Now, let's say somebody does this, switches from gay to straight, and then puts up a big ol' billboard alongside the busiest street in town, telling the world that all gay people can do what they did.

Does that bother you a little bit? Yeah, me too. There's "live," and there's "let live." They go together.
The PFOX Web site holds that sexual orientation laws "legitimize intolerance against former homosexuals" by silencing the ex-gay community as bigots.

However, arguing ex-gays are discriminated against provides PFOX a sympathetic shelter of legitimacy from which to operate a veiled anti-gay program, Silver Spring resident Cliff Witt said.

Gays and their supporters contend that by denying any genetic predisposition to homosexuality, PFOX and other groups like it repudiate the very identity of the homosexual minority, undercutting the need for legal protections.

When it comes to sexuality, there is no choice, Witt said.

"And if there were, why would anyone choose to be discriminated against? That is the major flaw in their thinking. What it is that they're up to is unclear," he said.

The billboard represents one step in the Christian Right's attempt to spread a message of intolerance in Maryland, Furmansky said.

Thanks again to The Gazette for handling a complicated topic in a very fair and even-handed way. Everybody got their say, and the facts are on record.

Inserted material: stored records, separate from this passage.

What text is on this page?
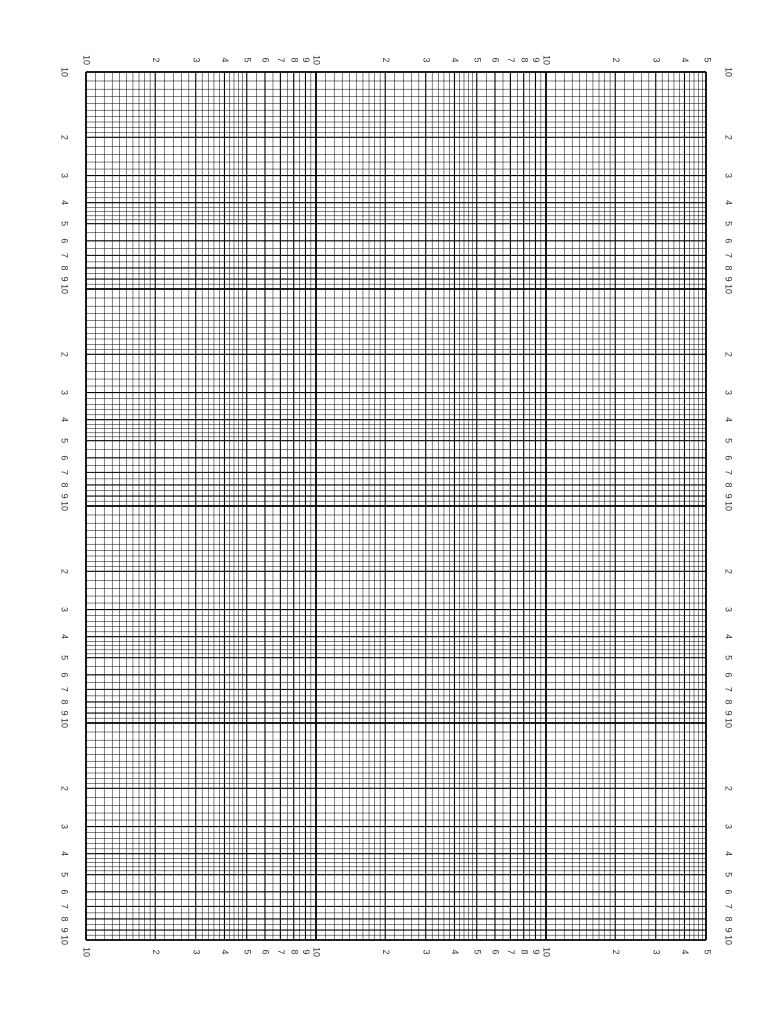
10
10
2
2
3
3
4
4
5
5
6
6
7
7
8
8
9
9
10
10
2
2
3
3
4
4
5
5
6
6
7
7
8
8
9
9
10
10
2
2
3
3
4
4
5
5
10	10
2	2
3	3
4	4
5	5
6	6
7	7
8	8
9	9
10	10
2	2
3	3
4	4
5	5
6	6
7	7
8	8
9	9
10	10
2	2
3	3
4	4
5	5
6	6
7	7
8	8
9	9
10	10
2	2
3	3
4	4
5	5
6	6
7	7
8	8
9	9
10	10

Blogger Isabel Manuela said...

And the part I don't get is this. If they have gone straight, and feel great that way, very good for them. Way to go! But then, what's the discrimination part? As soon as they turned straight they got the blessings of all the people that previously despised them, as well as all the very material benefits of heterosexuality: marriage, health insurance with their partner and for their kids, visiting in hospitals, survivors benefits, and a long etc. So, there they go.
Why should they insist on putting the rest of the people's lives in question, and suggest that they could change if they just try? I'm not going to go into the opinions the scientific and medical community holds about homosexuals who change their behavior and start having sex with people of the opposite gender. My question goes: If you now hold all the benefits, is it actually to discriminate against you to say that your position is questionable? If it is so, why you do the same with the other side? Why you keep questioning people's sexual orientation and implying they could just change it? You feel bad because we insist that the claims to have left homosexuality behind seem dubious to us. But you don't feel bad at all by saying to others: you are gay, you are sick, you can change. You know that your claims have an impact in economical and social terms, and that not all people are as willing as you are to deny who they are. Those people want to have the same benefits you now have for "becoming" heterosexual. When you "became" heterosexual you automatically partook on the big slice of the pie. Gay people want to have a slice too. Would you share? Let's make a deal: we accept that you are a heterosexual now, and you accept that gay people are so. And we all live happily ever after.

February 07, 2005 5:06 PM  
Anonymous Anonymous said...

STFU. Stupid rant. Smoke Sausage and STFU.